The main role of the IoT device is to periodically sample real world data. This data can be transmitted to other devices for actions such as decisions and storage. Through the use of sensors and actuators, the IoT connects digital devices and everyday objects, bringing the connectivity of the Internet into the physical world. Some of the “things” devices can include sensors for recording the physiological measurements of humans [Miorandi et al. 2012]. So as the things environment becomes more complex the need for a reliable connection to the Internet either directly or via gateway devices becomes increasingly important.

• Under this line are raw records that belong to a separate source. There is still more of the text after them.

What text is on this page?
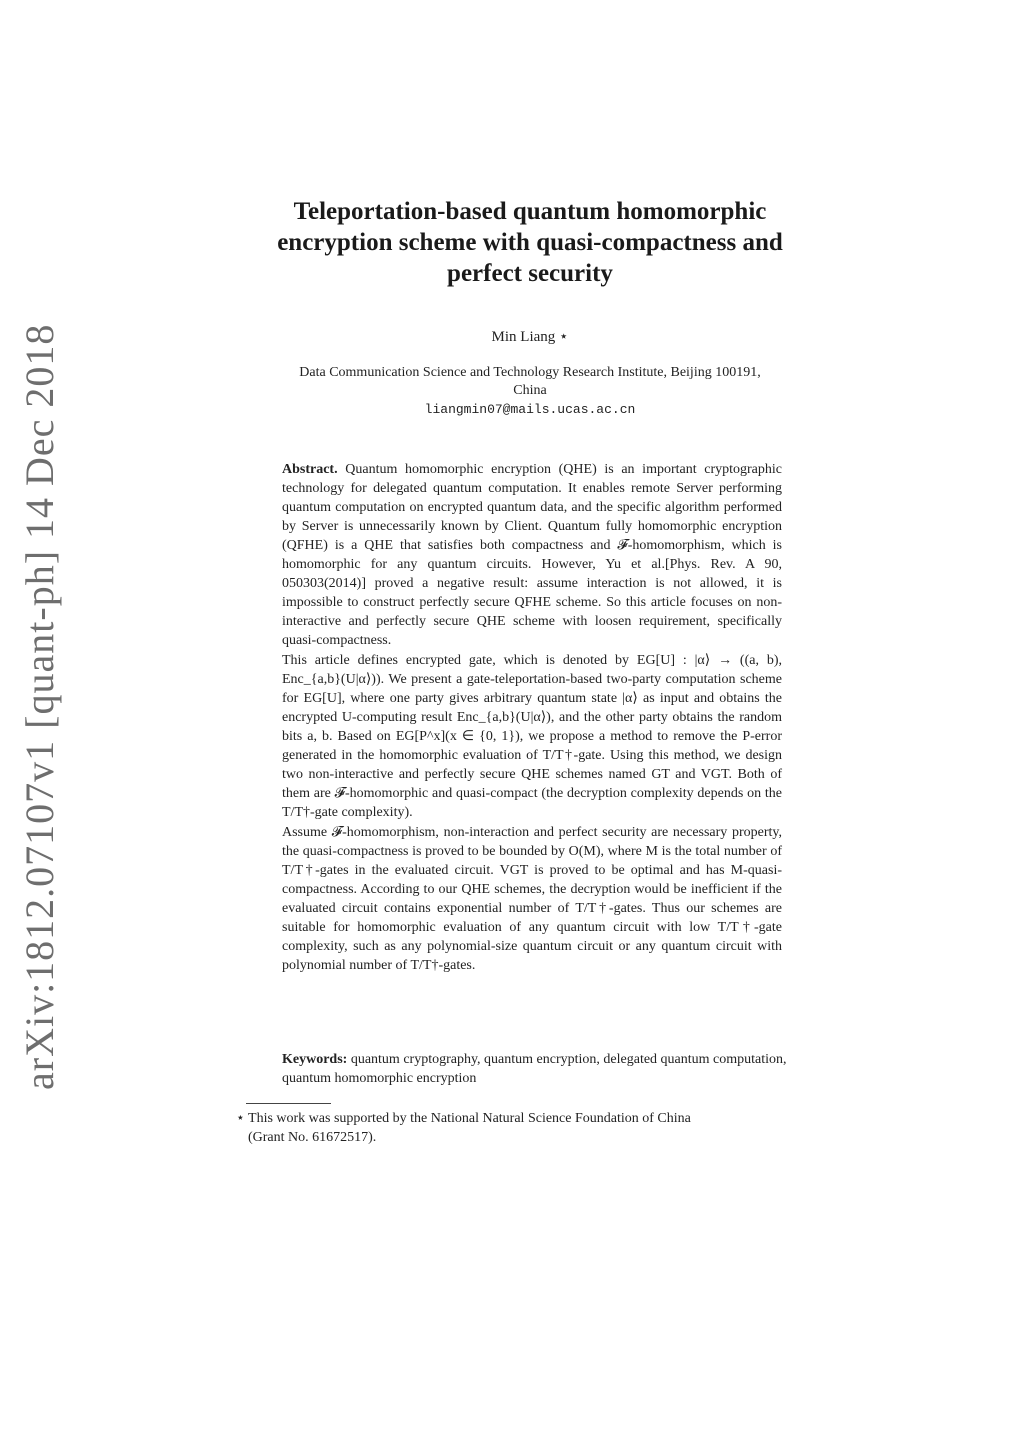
arXiv:1812.07107v1 [quant-ph] 14 Dec 2018
Teleportation-based quantum homomorphic
encryption scheme with quasi-compactness and
perfect security
Min Liang ⋆
Data Communication Science and Technology Research Institute, Beijing 100191,
China
liangmin07@mails.ucas.ac.cn

Abstract. Quantum homomorphic encryption (QHE) is an important cryptographic technology for delegated quantum computation. It enables remote Server performing quantum computation on encrypted quantum data, and the specific algorithm performed by Server is unnecessarily known by Client. Quantum fully homomorphic encryption (QFHE) is a QHE that satisfies both compactness and 𝓕-homomorphism, which is homomorphic for any quantum circuits. However, Yu et al.[Phys. Rev. A 90, 050303(2014)] proved a negative result: assume interaction is not allowed, it is impossible to construct perfectly secure QFHE scheme. So this article focuses on non-interactive and perfectly secure QHE scheme with loosen requirement, specifically quasi-compactness.

This article defines encrypted gate, which is denoted by EG[U] : |α⟩ → ((a, b), Enc_{a,b}(U|α⟩)). We present a gate-teleportation-based two-party computation scheme for EG[U], where one party gives arbitrary quantum state |α⟩ as input and obtains the encrypted U-computing result Enc_{a,b}(U|α⟩), and the other party obtains the random bits a, b. Based on EG[P^x](x ∈ {0, 1}), we propose a method to remove the P-error generated in the homomorphic evaluation of T/T†-gate. Using this method, we design two non-interactive and perfectly secure QHE schemes named GT and VGT. Both of them are 𝓕-homomorphic and quasi-compact (the decryption complexity depends on the T/T†-gate complexity).

Assume 𝓕-homomorphism, non-interaction and perfect security are necessary property, the quasi-compactness is proved to be bounded by O(M), where M is the total number of T/T†-gates in the evaluated circuit. VGT is proved to be optimal and has M-quasi-compactness. According to our QHE schemes, the decryption would be inefficient if the evaluated circuit contains exponential number of T/T†-gates. Thus our schemes are suitable for homomorphic evaluation of any quantum circuit with low T/T†-gate complexity, such as any polynomial-size quantum circuit or any quantum circuit with polynomial number of T/T†-gates.

Keywords: quantum cryptography, quantum encryption, delegated quantum computation, quantum homomorphic encryption
⋆ This work was supported by the National Natural Science Foundation of China
(Grant No. 61672517).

Such a gateway device can be considered to occupy the edge of the network. It is the first device in the chain from thing to cloud. The device acting as a gateway is called an edge device. This device places applications, data and processing at the logical extremes of a network rather than centralizing them. Placing data and data-intensive applications at the edge reduces the volume and distance that data must be moved . However, an edge device, such as a smartphone, may have constrained resources such as limited battery life, storage, and/or computational power. This limited functionality may require processing work to be offloaded to external resources.
The role of IoT in Smart Communities and Smart Cities
If the edge device (named edge for its existence at the end of a network) relies heavily on external resources such as the cloud, it can put a huge stress on the network resulting in bottlenecks leading to and from the cloud [Cisco, 2015]. This trend towards congestion continues as varieties of sensors and devices are developed with the intention of increasing the understanding of the environment where they are deployed. This continuously floods cloud data centers at a rapid rate creating a need for the cloud to move closer to the device. Therefore, the paradigm of fog computing is increasingly identified as a useful tool to establish remote intelligence in the context of IoT. In this thesis we discuss the recent development of a fog gateway and its role in orchestrating the process of data acquisition, conditioning, analysis, and storage. In particular the aim is to identify a way to reduce data transfer bottlenecks by pushing machine learning capabilities away from the cloud and closer to the things.
Defining an intelligent fog centric network for IoT-driven smart communities:
This master thesis research focuses on finding a balance in performance on devices within the local network and the cloud, while reducing the transfer of data to the cloud. The primary role of the fog gateway is to reduce the amount of, and reliance on, data sent to the cloud by orchestrating the process of data acquisition, conditioning, analysis, and short-term storage. The IoT devices are expected to collect and clean the data, as well as adapt to the information passed back from the fog gateway or another IoT device itself. While the cloud plays a vital role in the ecosystem overall, it is not widely researched in this master thesis. More emphasis was given to the fog computing and its performance analysis. This fog concept coined by CISCO aims to minimize latency, conserve bandwidth, improve security, maintain reliability, and move data to the best place for processing [Cisco], thereby creating a greater reliance on the local network to function.
The performance of the described fog architecture is evaluated on several fog testbeds including the Intel Edison, Raspberry Pi and Intel NUC. They will run through an experiment use case for a telemedicine facility that could analyze the motion of the patients. The results demonstrate that the fog gateway provides a way to improve the interactions among the general purpose sensing devices, smartphones, and the cloud. In particular, the focus is to evaluate the timing, CPU load, memory load, and network measurements throughout each stage of the cloud-to-things continuum.